Top Chef winner opening Regina restaurant after closure of 2 local eateries

Two Regina restaurants are closing their doors, making way for a new fine-dining establishment modelled after three successful locations in Saskatoon.

Malt City to be replaced by owners of Saskatoon's Ayden Kitchen & Bar

Dale MacKay, the co-owner of three restaurants in Saskatoon, was the first winner of Top Chef Canada. He plans to open a restaurant in Regina by next spring. (Facebook/Ayden Kitchen & Bar)

Two Regina restaurants are closing their doors, making way for a new fine-dining establishment modelled after three successful locations in Saskatoon.

Flip Eatery and Drink recently announced on Facebook that after 6 years of serving downtown, they have sold the restaurant.

It came on the heels of Malt City closing, another upscale restaurant owned by the same people.

Dave Straub, executive chef and co-owner of both, said Malt City wasn't paying the bills.

When it came to Flip, he said the ownership group was given an opportunity to sell and took it, in hopes of going in "a different direction."

"A lot of people are upset about it. It did definitely come as a surprise," said Straub. "I think Flip helped downtown Regina. The downtown at that time, I think, was ready to jump up.

"It was a ghost town before 2011, but there was a good surge of people coming downtown, staying downtown and I think we kind of caught that wave."
Flip Eatery and Drink has been open in Regina for six years. It will be closing its doors at the end of November. (Facebook/Flip Eatery and Drink)

Originally, Straub said he and his team considered opening a simple burger joint, but wanted to to offer something unique — something the city could be proud of.

Flip has repeatedly been voted Best Regina Restaurant by readers of Prairie Dog magazine, but will only be open for another month.

Throughout the years, Straub said Flip has faced rapid employee turnover and increased costs.

"It's a very fine line that you have to run," he said, explaining that people have to be a little crazy to open a restaurant.

Straub said Flip's closure is bittersweet but he's excited for new opportunities. He didn't say what those opportunities may be.

"I really enjoy seeing smiles on people's faces when they eat my food.
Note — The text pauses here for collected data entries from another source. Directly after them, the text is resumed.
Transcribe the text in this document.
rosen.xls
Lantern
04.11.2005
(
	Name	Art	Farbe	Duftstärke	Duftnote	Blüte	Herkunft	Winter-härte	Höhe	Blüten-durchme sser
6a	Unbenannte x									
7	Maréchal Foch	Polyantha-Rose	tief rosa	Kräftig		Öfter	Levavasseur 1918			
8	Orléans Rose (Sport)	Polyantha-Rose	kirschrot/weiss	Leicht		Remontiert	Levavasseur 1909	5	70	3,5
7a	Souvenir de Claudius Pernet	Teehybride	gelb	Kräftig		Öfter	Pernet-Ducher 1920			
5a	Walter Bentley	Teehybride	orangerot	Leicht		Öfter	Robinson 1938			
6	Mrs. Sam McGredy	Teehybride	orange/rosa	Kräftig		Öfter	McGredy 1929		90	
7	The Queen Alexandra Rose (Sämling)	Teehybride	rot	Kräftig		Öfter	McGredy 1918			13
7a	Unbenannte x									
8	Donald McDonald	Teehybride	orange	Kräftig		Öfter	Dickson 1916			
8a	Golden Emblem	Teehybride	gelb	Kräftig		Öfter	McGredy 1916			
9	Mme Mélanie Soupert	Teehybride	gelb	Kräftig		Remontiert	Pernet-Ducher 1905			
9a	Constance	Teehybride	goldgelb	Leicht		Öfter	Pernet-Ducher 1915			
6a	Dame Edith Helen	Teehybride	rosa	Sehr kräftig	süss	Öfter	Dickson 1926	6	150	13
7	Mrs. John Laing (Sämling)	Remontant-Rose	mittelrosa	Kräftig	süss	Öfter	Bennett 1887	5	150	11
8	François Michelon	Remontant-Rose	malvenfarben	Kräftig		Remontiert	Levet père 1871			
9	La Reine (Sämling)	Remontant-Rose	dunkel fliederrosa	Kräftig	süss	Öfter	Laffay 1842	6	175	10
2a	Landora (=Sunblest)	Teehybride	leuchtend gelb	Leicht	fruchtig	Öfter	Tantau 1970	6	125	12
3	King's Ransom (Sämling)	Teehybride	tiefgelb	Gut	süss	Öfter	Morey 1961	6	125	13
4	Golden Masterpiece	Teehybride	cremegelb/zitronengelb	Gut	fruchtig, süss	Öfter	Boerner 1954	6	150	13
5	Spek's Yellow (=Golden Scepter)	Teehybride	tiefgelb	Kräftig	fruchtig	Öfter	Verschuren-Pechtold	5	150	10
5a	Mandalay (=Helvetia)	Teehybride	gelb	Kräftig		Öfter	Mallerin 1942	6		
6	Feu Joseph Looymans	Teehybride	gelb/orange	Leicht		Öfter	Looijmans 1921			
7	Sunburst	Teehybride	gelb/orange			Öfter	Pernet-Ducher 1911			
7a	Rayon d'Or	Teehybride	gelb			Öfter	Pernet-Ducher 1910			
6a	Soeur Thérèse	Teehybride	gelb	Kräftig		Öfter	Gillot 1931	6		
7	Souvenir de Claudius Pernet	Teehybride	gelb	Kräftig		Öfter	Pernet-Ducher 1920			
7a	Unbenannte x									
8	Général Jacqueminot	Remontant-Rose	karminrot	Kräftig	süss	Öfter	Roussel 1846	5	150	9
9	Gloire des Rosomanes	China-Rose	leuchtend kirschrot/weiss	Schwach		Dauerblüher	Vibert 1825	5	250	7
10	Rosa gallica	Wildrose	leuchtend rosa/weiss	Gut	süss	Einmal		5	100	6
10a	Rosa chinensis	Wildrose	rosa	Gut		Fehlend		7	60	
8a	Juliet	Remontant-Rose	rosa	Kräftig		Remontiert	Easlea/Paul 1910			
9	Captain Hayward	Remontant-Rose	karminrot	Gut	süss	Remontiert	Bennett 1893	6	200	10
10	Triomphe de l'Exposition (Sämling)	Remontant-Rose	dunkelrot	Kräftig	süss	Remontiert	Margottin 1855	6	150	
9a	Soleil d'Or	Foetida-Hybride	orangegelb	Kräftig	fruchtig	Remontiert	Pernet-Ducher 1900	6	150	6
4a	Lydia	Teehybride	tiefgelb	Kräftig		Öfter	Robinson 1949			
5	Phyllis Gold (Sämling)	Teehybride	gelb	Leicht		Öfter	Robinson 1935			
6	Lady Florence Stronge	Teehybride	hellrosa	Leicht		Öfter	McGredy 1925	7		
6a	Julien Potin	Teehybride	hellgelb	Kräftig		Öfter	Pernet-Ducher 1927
It's one of the biggest reasons why I do it and why I open restaurants," he said.
Straub said he opened Flip Eatery and Drink to bring a unique experience to Regina. (Facebook/Flip Eatery and Drink)

Making way for the new

While Flip's farewell might be sad for some Regina foodies, there is some good news on the horizon.
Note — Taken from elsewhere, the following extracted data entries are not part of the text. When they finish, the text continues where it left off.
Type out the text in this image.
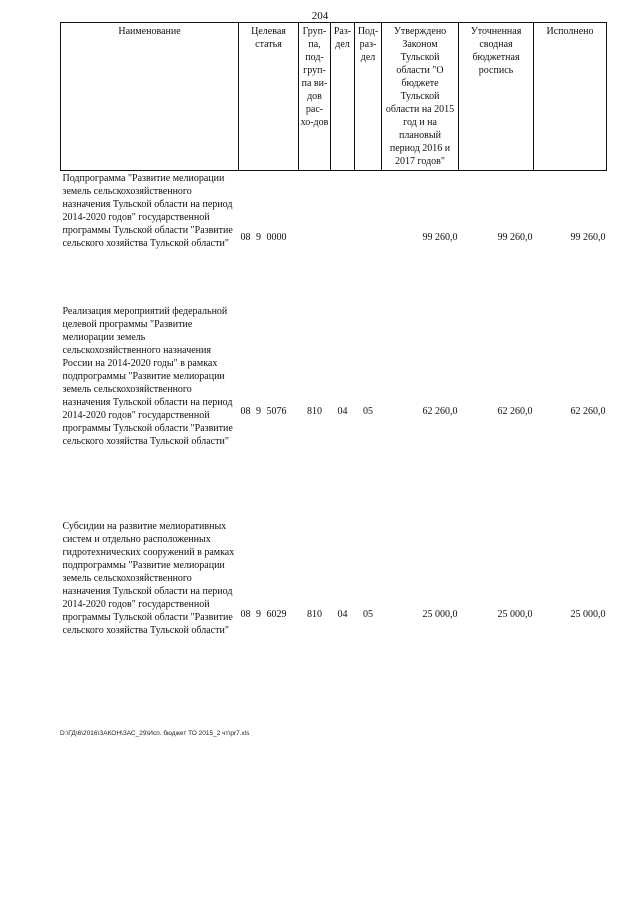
204
Наименование	Целевая статья	Груп-па, под-груп-па ви-дов рас-хо-дов	Раз-дел	Под-раз-дел	Утверждено Законом Тульской области "О бюджете Тульской области на 2015 год и на плановый период 2016 и 2017 годов"	Уточненная сводная бюджетная роспись	Исполнено
Подпрограмма "Развитие мелиорации земель сельскохозяйственного назначения Тульской области на период 2014-2020 годов" государственной программы Тульской области "Развитие сельского хозяйства Тульской области"	08 9 0000				99 260,0	99 260,0	99 260,0
Реализация мероприятий федеральной целевой программы "Развитие мелиорации земель сельскохозяйственного назначения России на 2014-2020 годы" в рамках подпрограммы "Развитие мелиорации земель сельскохозяйственного назначения Тульской области на период 2014-2020 годов" государственной программы Тульской области "Развитие сельского хозяйства Тульской области"	08 9 5076	810	04	05	62 260,0	62 260,0	62 260,0
Субсидии на развитие мелиоративных систем и отдельно расположенных гидротехнических сооружений в рамках подпрограммы "Развитие мелиорации земель сельскохозяйственного назначения Тульской области на период 2014-2020 годов" государственной программы Тульской области "Развитие сельского хозяйства Тульской области"	08 9 6029	810	04	05	25 000,0	25 000,0	25 000,0
D:\ГД\6\2016\ЗАКОН\ЗАС_29\Исп. бюджет ТО 2015_2 чт\pr7.xls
The people responsible for some of Saskatoon's most well known fine-dining restaurants are planning on expanding to Regina.

Dale MacKay is the chef and co-owner of the Grassroots Restaurant Group, which is responsible for Ayden Kitchen and Bar, Little Grouse on the Prairie, and Sticks and Stones in Saskatoon.

The group have signed on to take over the former location of Malt City, on the corner of Cornwall Street and 11th Avenue in Regina.

After what he calls "extensive renos," they are shooting to open in early June 2018.

With experience in Japan, New York, London and Rome, MacKay — the first winner of Top Chef Canada — said he and his team are ready to take on the Queen City.

"We're not coming there to show off, we're coming there to hopefully give something that Regina doesn't already have and that's our food and our service," MacKay said. "We definitely attract a very good staff and we tend to keep our staff for long periods of time.

"We're very active partners. We work 14 hours a day, we try very hard."

MacKay said future customers can look forward to decadent dishes and a large variety of cocktails, that Regina doesn't now have.

Prior to buying, the Grassroots team took four trips up to the city, dining out at four or five different places a day as research.
McKay said Regina residents can look forward to "more refined" dining at his new restaurant. (Facebook/Ayden Kitchen & Bar)

MacKay said the landscape of dining worldwide has changed in recent years and Regina's appetite is changing too.

"They want something more refined. They want to feel cool, they want to feel sexy when they go out to eat," he said.

Grassroots will be hosting four pop-up shops in Regina in January, February and March to give locals an idea of what to expect at their future restaurant.